4 thoughts on “12.336 Toast Skagen

  1. Great post!

    Some comments and thoughts from my side:

    1. I’m really glad you lived the toast skagen. My highly unscientific guess is that it’s one of the more popular appetizers people order at restaurants (serving Nordic cuisine that is).
    2. I’m glad I was “right” about the amount of water was too high in the recipe.
    3. You’re right that the dish could have been elevated with e.g tofu + scallions. But I was feeling frugal that day and used only what I had in the fridge + pantry. Seeing your own recent post making the same dish, I’m thinking of using the yeondu + fish sauce + bulgogi sauce myself too the next time I make the dish.
    4. I’m all open to suggestions what do make in order to use the ingredients, namely the following:

    * Yeondu
    * The spicy bulgogi sauce
    * Doenjang (I can’t recall ever cooking anything using doenjang, not even doenjang jjigae)

    An additional question, The bowl you sent me instead of a dolsot, what that a “뚝배기”? I have found a recipe for 계란찜 that I want to use (https://www.youtube.com/watch?v=NVriw_UBdTA&list=FLMhUNnLYEemAqpTdiz_ee5g&index=3&t=1s&ab_channel=Maangchi).
    Do you think I can use the bowl you sent me?

    I’m also thinking of using it to make something similar to dolsot bibimbab.
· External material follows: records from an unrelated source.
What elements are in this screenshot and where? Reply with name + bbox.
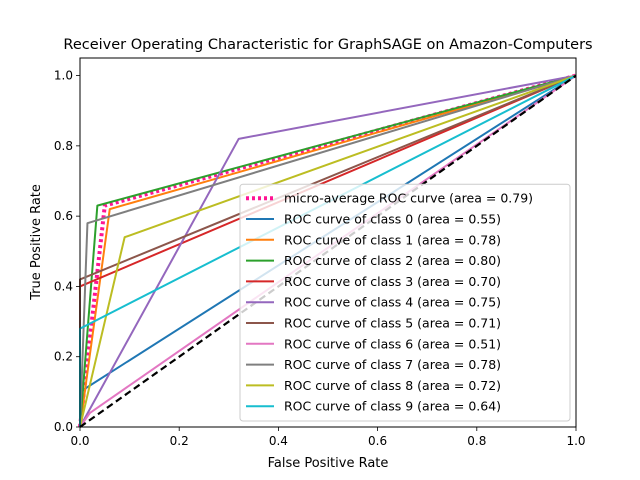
x-tick-label: 1.0 [566,434,585,448]
legend-entry-label: ROC curve of class 9 (area = 0.64) [284,399,501,414]
legend-entry-label: ROC curve of class 4 (area = 0.75) [284,295,501,310]
y-tick-label: 0.2 [54,350,73,364]
y-tick-label: 0.8 [54,139,73,153]
legend-entry-label: micro-average ROC curve (area = 0.79) [284,191,533,206]
x-tick-label: 0.6 [368,434,387,448]
roc-curve-class-2 [79,74,577,428]
legend-entry-label: ROC curve of class 3 (area = 0.70) [284,274,501,289]
roc-curve-class-7 [79,74,577,428]
x-tick-label: 0.8 [467,434,486,448]
x-tick-label: 0.2 [170,434,189,448]
legend-entry-label: ROC curve of class 7 (area = 0.78) [284,357,501,372]
roc-curve-class-4 [79,74,577,428]
x-axis-label: False Positive Rate [268,456,389,471]
y-tick-label: 0.4 [54,279,73,293]
legend-entry-label: ROC curve of class 2 (area = 0.80) [284,253,501,268]
x-tick-label: 0.0 [70,434,89,448]
legend-box [239,183,571,422]
roc-curve-class-1 [79,74,577,428]
x-axis-ticks: 0.0 0.2 0.4 0.6 0.8 1.0 [70,427,586,448]
legend: micro-average ROC curve (area = 0.79) ROC… [239,183,571,422]
legend-entry-label: ROC curve of class 8 (area = 0.72) [284,378,501,393]
y-tick-label: 0.6 [54,209,73,223]
y-axis-label: True Positive Rate [29,184,44,301]
legend-entry-label: ROC curve of class 1 (area = 0.78) [284,232,501,247]
legend-entry-label: ROC curve of class 6 (area = 0.51) [284,336,501,351]
legend-entry-label: ROC curve of class 5 (area = 0.71) [284,316,501,331]
y-tick-label: 1.0 [54,69,73,83]
plot-frame [79,57,577,428]
roc-curve-class-8 [79,74,577,428]
y-tick-label: 0.0 [54,420,73,434]
legend-entry-label: ROC curve of class 0 (area = 0.55) [284,212,501,227]
y-axis-ticks: 0.0 0.2 0.4 0.6 0.8 1.0 [54,69,80,434]
x-tick-label: 0.4 [269,434,288,448]
chart-title: Receiver Operating Characteristic for Gr… [63,37,592,53]
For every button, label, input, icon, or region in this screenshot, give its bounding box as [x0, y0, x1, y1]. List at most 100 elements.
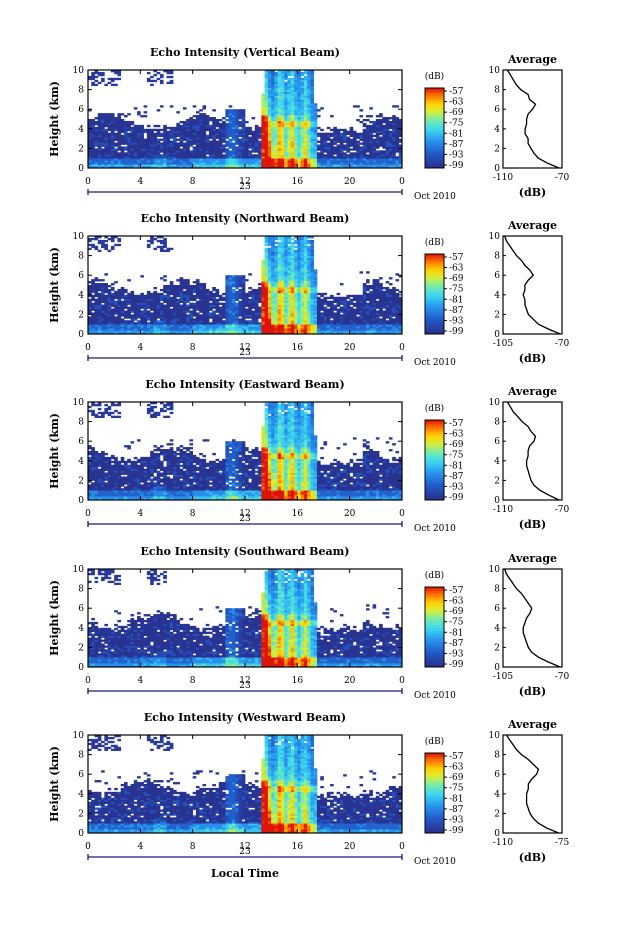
- profile-x-tick-label: -70: [555, 672, 570, 682]
- colorbar-tick-label: -75: [449, 451, 464, 461]
- y-tick-label: 2: [78, 809, 84, 819]
- x-tick-label: 20: [344, 842, 356, 852]
- profile-title: Average: [507, 53, 557, 66]
- day-label: 23: [239, 182, 251, 192]
- colorbar-tick-label: -93: [449, 482, 464, 492]
- profile-title: Average: [507, 552, 557, 565]
- x-tick-label: 0: [399, 343, 405, 353]
- panel-title: Echo Intensity (Vertical Beam): [150, 46, 340, 59]
- month-label: Oct 2010: [414, 691, 456, 701]
- y-tick-label: 0: [78, 496, 84, 506]
- colorbar-tick-label: -63: [449, 98, 464, 108]
- profile-y-tick-label: 0: [494, 164, 500, 174]
- colorbar: (dB) -57-63-69-75-81-87-93-99: [424, 570, 464, 670]
- average-profile: Average 0 2 4 6 8 10 -105 -70 (dB): [489, 552, 570, 698]
- y-tick-label: 4: [78, 457, 84, 467]
- profile-x-label: (dB): [519, 518, 546, 531]
- x-tick-label: 16: [292, 343, 304, 353]
- colorbar-tick-label: -57: [449, 253, 464, 263]
- colorbar-tick-label: -75: [449, 618, 464, 628]
- colorbar-tick-label: -69: [449, 274, 464, 284]
- profile-y-tick-label: 8: [494, 585, 500, 595]
- y-tick-label: 6: [78, 105, 84, 115]
- profile-x-label: (dB): [519, 685, 546, 698]
- colorbar-tick-label: -87: [449, 306, 464, 316]
- colorbar-label: (dB): [425, 403, 444, 414]
- y-tick-label: 10: [73, 66, 85, 76]
- colorbar-tick-label: -81: [449, 295, 464, 305]
- day-label: 23: [239, 681, 251, 691]
- y-axis-label: Height (km): [48, 580, 61, 656]
- x-tick-label: 4: [137, 842, 143, 852]
- panel-title: Echo Intensity (Eastward Beam): [145, 378, 344, 391]
- y-tick-label: 4: [78, 624, 84, 634]
- y-tick-label: 2: [78, 144, 84, 154]
- y-tick-label: 2: [78, 476, 84, 486]
- profile-line: [504, 568, 561, 668]
- month-label: Oct 2010: [414, 358, 456, 368]
- x-tick-label: 0: [85, 509, 91, 519]
- colorbar-tick-label: -57: [449, 419, 464, 429]
- panel-title: Echo Intensity (Northward Beam): [141, 212, 350, 225]
- colorbar-tick-label: -75: [449, 285, 464, 295]
- colorbar-label: (dB): [425, 71, 444, 82]
- colorbar-tick-label: -93: [449, 649, 464, 659]
- y-tick-label: 6: [78, 604, 84, 614]
- profile-y-tick-label: 10: [489, 565, 501, 575]
- colorbar-tick-label: -81: [449, 794, 464, 804]
- colorbar: (dB) -57-63-69-75-81-87-93-99: [424, 403, 464, 503]
- y-tick-label: 0: [78, 330, 84, 340]
- profile-line: [506, 69, 560, 169]
- x-axis-label: Local Time: [211, 867, 279, 880]
- profile-y-tick-label: 2: [494, 310, 500, 320]
- profile-y-tick-label: 2: [494, 809, 500, 819]
- x-tick-label: 4: [137, 676, 143, 686]
- x-tick-label: 12: [239, 343, 250, 353]
- y-axis-label: Height (km): [48, 746, 61, 822]
- heatmap-cells: [88, 735, 403, 834]
- y-tick-label: 8: [78, 418, 84, 428]
- colorbar: (dB) -57-63-69-75-81-87-93-99: [424, 736, 464, 836]
- x-tick-label: 4: [137, 343, 143, 353]
- profile-y-tick-label: 8: [494, 751, 500, 761]
- panel-title: Echo Intensity (Southward Beam): [141, 545, 350, 558]
- y-tick-label: 8: [78, 86, 84, 96]
- profile-x-tick-label: -110: [493, 173, 513, 183]
- profile-x-label: (dB): [519, 851, 546, 864]
- profile-y-tick-label: 8: [494, 252, 500, 262]
- colorbar-tick-label: -69: [449, 440, 464, 450]
- profile-y-tick-label: 4: [494, 291, 500, 301]
- profile-y-tick-label: 0: [494, 829, 500, 839]
- profile-y-tick-label: 8: [494, 86, 500, 96]
- colorbar-tick-label: -69: [449, 108, 464, 118]
- x-tick-label: 16: [292, 676, 304, 686]
- y-axis-label: Height (km): [48, 81, 61, 157]
- month-label: Oct 2010: [414, 192, 456, 202]
- y-tick-label: 10: [73, 731, 85, 741]
- colorbar: (dB) -57-63-69-75-81-87-93-99: [424, 71, 464, 171]
- y-tick-label: 6: [78, 437, 84, 447]
- profile-y-tick-label: 6: [494, 604, 500, 614]
- x-tick-label: 20: [344, 343, 356, 353]
- x-tick-label: 8: [190, 842, 196, 852]
- colorbar-tick-label: -57: [449, 87, 464, 97]
- heatmap-panel-3: Echo Intensity (Eastward Beam) Height (km…: [48, 378, 570, 534]
- y-tick-label: 2: [78, 310, 84, 320]
- x-tick-label: 16: [292, 842, 304, 852]
- colorbar-label: (dB): [425, 736, 444, 747]
- y-tick-label: 6: [78, 770, 84, 780]
- day-label: 23: [239, 514, 251, 524]
- y-tick-label: 4: [78, 125, 84, 135]
- colorbar-tick-label: -93: [449, 815, 464, 825]
- profile-line: [505, 734, 559, 834]
- colorbar-tick-label: -81: [449, 628, 464, 638]
- x-tick-label: 8: [190, 676, 196, 686]
- profile-y-tick-label: 8: [494, 418, 500, 428]
- x-tick-label: 4: [137, 509, 143, 519]
- colorbar-tick-label: -93: [449, 150, 464, 160]
- y-tick-label: 0: [78, 164, 84, 174]
- profile-y-tick-label: 0: [494, 330, 500, 340]
- average-profile: Average 0 2 4 6 8 10 -110 -70 (dB): [489, 53, 570, 199]
- colorbar-tick-label: -57: [449, 586, 464, 596]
I guess I achieve that by either putting it in the oven first (it should be oven safe?) or heating it over a gas stove?

    5. What do you pay for a bottle of Absolut there? It would be funny to see how the differing alcohol taxes would affect the price…

    1. 1. I will be so pleased to taste these dishes when we visit Sweden…. soon?
      2. I need to go back and retest all my old recipes. In honesty, the amounts in some of the recipes were kinda estimated as I wrote the post.
      4. Doenjang jjigae is one of the “mother” stews. You must learn to make it. / Wait wait wait on the gyeran jjim! Yes, the pot that I sent you is a 뚝배기 – what is its capacity (how much water can it hold)? I want to retest the GMTD recipes against the Maanchi recipes. / You can use the pot for a small dolsot bibimbap. Heat it over a gas stove until it’s sizzling hot, add some sesame oil, then rice, then the other namul etc, then gochujang, then a cracked egg. Take it off heat, and let the rice toast a bit, then mix everything together.
      5. 750 ml bottle is about 35,000 won.
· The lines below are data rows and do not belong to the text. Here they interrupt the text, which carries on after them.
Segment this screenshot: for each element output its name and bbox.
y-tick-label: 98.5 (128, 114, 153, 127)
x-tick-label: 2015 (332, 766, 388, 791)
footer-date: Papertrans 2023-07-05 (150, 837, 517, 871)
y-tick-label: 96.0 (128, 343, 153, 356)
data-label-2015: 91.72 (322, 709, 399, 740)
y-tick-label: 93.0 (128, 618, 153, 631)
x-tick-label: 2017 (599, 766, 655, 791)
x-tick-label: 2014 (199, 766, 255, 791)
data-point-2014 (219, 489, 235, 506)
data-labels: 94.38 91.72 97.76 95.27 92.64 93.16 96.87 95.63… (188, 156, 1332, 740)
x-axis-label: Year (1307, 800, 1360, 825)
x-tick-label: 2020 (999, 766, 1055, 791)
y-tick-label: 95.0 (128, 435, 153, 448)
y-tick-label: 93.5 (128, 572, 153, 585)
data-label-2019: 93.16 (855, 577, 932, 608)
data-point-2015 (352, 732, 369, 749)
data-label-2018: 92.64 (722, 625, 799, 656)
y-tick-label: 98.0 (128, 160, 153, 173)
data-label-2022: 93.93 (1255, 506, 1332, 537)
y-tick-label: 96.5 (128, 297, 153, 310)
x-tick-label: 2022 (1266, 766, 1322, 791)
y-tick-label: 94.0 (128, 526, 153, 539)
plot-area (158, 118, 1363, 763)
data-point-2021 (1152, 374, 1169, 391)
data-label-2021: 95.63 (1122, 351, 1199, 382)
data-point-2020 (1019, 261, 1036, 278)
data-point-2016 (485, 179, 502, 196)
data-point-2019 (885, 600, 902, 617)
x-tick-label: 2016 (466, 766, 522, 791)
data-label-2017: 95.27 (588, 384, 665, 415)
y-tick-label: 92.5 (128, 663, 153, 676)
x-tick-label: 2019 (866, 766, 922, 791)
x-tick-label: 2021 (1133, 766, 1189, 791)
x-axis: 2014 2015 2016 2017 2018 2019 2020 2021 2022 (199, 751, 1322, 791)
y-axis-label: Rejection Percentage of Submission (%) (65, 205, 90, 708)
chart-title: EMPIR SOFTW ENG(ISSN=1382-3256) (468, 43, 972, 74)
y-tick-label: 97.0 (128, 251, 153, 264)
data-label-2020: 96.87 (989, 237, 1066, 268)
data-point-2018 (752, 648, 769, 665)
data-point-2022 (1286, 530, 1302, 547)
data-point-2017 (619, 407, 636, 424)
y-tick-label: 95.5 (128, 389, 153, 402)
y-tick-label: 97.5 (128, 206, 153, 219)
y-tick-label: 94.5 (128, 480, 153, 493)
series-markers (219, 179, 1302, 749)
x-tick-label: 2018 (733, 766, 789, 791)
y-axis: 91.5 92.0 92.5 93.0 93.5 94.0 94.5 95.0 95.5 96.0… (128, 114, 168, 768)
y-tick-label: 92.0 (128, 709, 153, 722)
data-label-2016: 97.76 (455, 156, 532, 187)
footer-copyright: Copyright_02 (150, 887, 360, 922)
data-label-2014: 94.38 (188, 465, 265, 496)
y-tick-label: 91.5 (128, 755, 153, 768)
      1. 1. If you are fully vaccinated there should be no problem coming here. There are some talks about higher infection numbers in recent weeks (maybe due to the new variant?). Hopefully it will be pretty stable when spring arrives (as was the case this year).
        4. I will try to finally cook doenjang jjigae (amongst other things) then!
        The 뚝배기 hold 600 ml (0,6 litres) when filled almost to the brim.
        Anyways, I’m looking forward to using it and the gas stove for different dishes during the Christmas holidays when I will hopefully feel less stressed from work…
        5. The “standard” (non-flavored) Absolut, 700 ml (which is the standard here) actually costs about the equivalent of 31,000 KRW. I would think that due to alcohol taxes being enormously lower over there it would be much cheaper compared to Sweden… But I guess it’s seen as a “luxury” brand so they jack up there prices…
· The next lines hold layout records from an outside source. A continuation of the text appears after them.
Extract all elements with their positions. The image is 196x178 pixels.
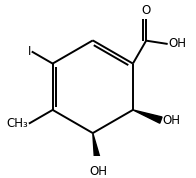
Polygon shape [93,133,101,163]
Text: OH: OH [89,165,107,178]
Text: OH: OH [162,114,180,127]
Text: O: O [142,4,151,17]
Text: CH₃: CH₃ [7,117,28,130]
Text: OH: OH [169,37,186,50]
Text: I: I [28,46,31,59]
Polygon shape [133,110,162,123]
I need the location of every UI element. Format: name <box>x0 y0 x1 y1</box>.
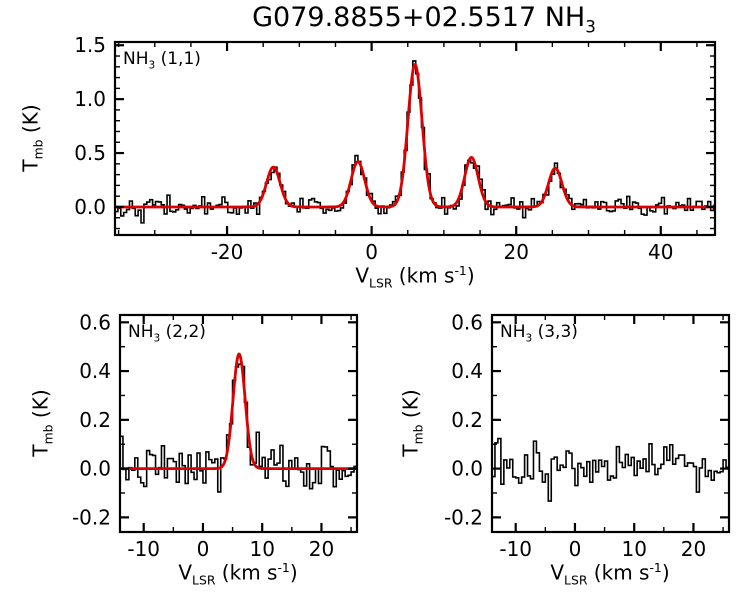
svg-text:-10: -10 <box>127 537 160 561</box>
panel-label-nh3-22: NH3 (2,2) <box>128 322 206 344</box>
y-label-sub: mb <box>40 424 56 445</box>
svg-text:0: 0 <box>365 240 378 264</box>
svg-text:20: 20 <box>309 537 334 561</box>
chart-title: G079.8855+02.5517 NH3 <box>252 2 596 36</box>
svg-text:0.2: 0.2 <box>451 408 483 432</box>
svg-text:0.6: 0.6 <box>79 310 111 334</box>
x-label-post: ) <box>661 560 670 585</box>
y-label-sub: mb <box>410 424 426 445</box>
svg-text:-20: -20 <box>211 240 244 264</box>
svg-text:20: 20 <box>503 240 528 264</box>
x-label-sub: LSR <box>192 572 216 588</box>
x-label-mid: (km s <box>215 560 278 585</box>
svg-text:0.0: 0.0 <box>74 195 106 219</box>
svg-text:-0.2: -0.2 <box>444 505 483 529</box>
svg-text:0.2: 0.2 <box>79 408 111 432</box>
x-label-post: ) <box>289 560 298 585</box>
panel-label-post: (1,1) <box>155 49 201 69</box>
svg-text:0.6: 0.6 <box>451 310 483 334</box>
y-axis-label-top: Tmb (K) <box>19 104 46 171</box>
chart-title-text: G079.8855+02.5517 NH <box>252 2 586 33</box>
svg-text:-10: -10 <box>499 537 532 561</box>
chart-title-subscript: 3 <box>585 16 596 37</box>
panel-label-pre: NH <box>128 322 154 342</box>
y-label-sub: mb <box>30 139 46 160</box>
panel-label-sub: 3 <box>153 332 161 345</box>
x-label-sup: -1 <box>277 560 290 575</box>
panel-label-nh3-33: NH3 (3,3) <box>500 322 578 344</box>
svg-text:0.4: 0.4 <box>79 359 111 383</box>
y-label-pre: T <box>28 444 53 457</box>
y-label-pre: T <box>398 444 423 457</box>
svg-text:0.5: 0.5 <box>74 141 106 165</box>
x-label-sup: -1 <box>649 560 662 575</box>
svg-text:0.0: 0.0 <box>79 457 111 481</box>
svg-text:1.0: 1.0 <box>74 87 106 111</box>
x-axis-label-bottom-right: VLSR (km s-1) <box>550 560 669 588</box>
svg-text:10: 10 <box>249 537 274 561</box>
x-label-sub: LSR <box>564 572 588 588</box>
panel-label-pre: NH <box>500 322 526 342</box>
x-label-post: ) <box>466 263 475 288</box>
panel-label-sub: 3 <box>148 59 156 72</box>
panel-label-post: (2,2) <box>160 322 206 342</box>
panel-label-pre: NH <box>123 49 149 69</box>
svg-text:0: 0 <box>197 537 210 561</box>
x-label-mid: (km s <box>392 263 455 288</box>
y-label-post: (K) <box>18 104 43 140</box>
x-label-pre: V <box>178 560 193 585</box>
svg-text:0.4: 0.4 <box>451 359 483 383</box>
x-axis-label-bottom-left: VLSR (km s-1) <box>178 560 297 588</box>
svg-text:0.0: 0.0 <box>451 457 483 481</box>
y-axis-label-bottom-right: Tmb (K) <box>399 389 426 456</box>
svg-text:-0.2: -0.2 <box>72 505 111 529</box>
svg-text:0: 0 <box>569 537 582 561</box>
y-axis-label-bottom-left: Tmb (K) <box>29 389 56 456</box>
panel-label-nh3-11: NH3 (1,1) <box>123 49 201 71</box>
y-label-post: (K) <box>28 389 53 425</box>
svg-text:1.5: 1.5 <box>74 33 106 57</box>
panel-label-sub: 3 <box>525 332 533 345</box>
svg-text:40: 40 <box>648 240 673 264</box>
x-label-pre: V <box>355 263 370 288</box>
x-label-sup: -1 <box>454 263 467 278</box>
svg-text:20: 20 <box>681 537 706 561</box>
y-label-post: (K) <box>398 389 423 425</box>
x-label-pre: V <box>550 560 565 585</box>
y-label-pre: T <box>18 159 43 172</box>
svg-text:10: 10 <box>621 537 646 561</box>
x-axis-label-top: VLSR (km s-1) <box>355 263 474 291</box>
x-label-sub: LSR <box>369 275 393 291</box>
x-label-mid: (km s <box>587 560 650 585</box>
panel-label-post: (3,3) <box>532 322 578 342</box>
  2. 1. “there should be no problem coming here” – this seems insanely optimistic, given the on-going ups and downs. I have a 10-day liveaboard dive trip to the Maldives that I paid for in 2019, now rescheduled for the 4th time to 2023.
    4. 600 ml is halfway between mine (500 ml)and Maangchi’s (750? – she said “3 cups” – unless she meant the Korean 180-ml cup. Can’t wait to see how it turns out. BTW, doenjang jjigae is also served in a ttukbaegi in restaurants.
    5. you’re right, it’s 700 ml here too (I think 750 ml used to be the standard in USA, but I don’t know if that’s still the case). i seem to recall Absolut costing around USD 10 in the Philippines, where the alcohol tax is ridiculously low – sometimes cheaper than duty free.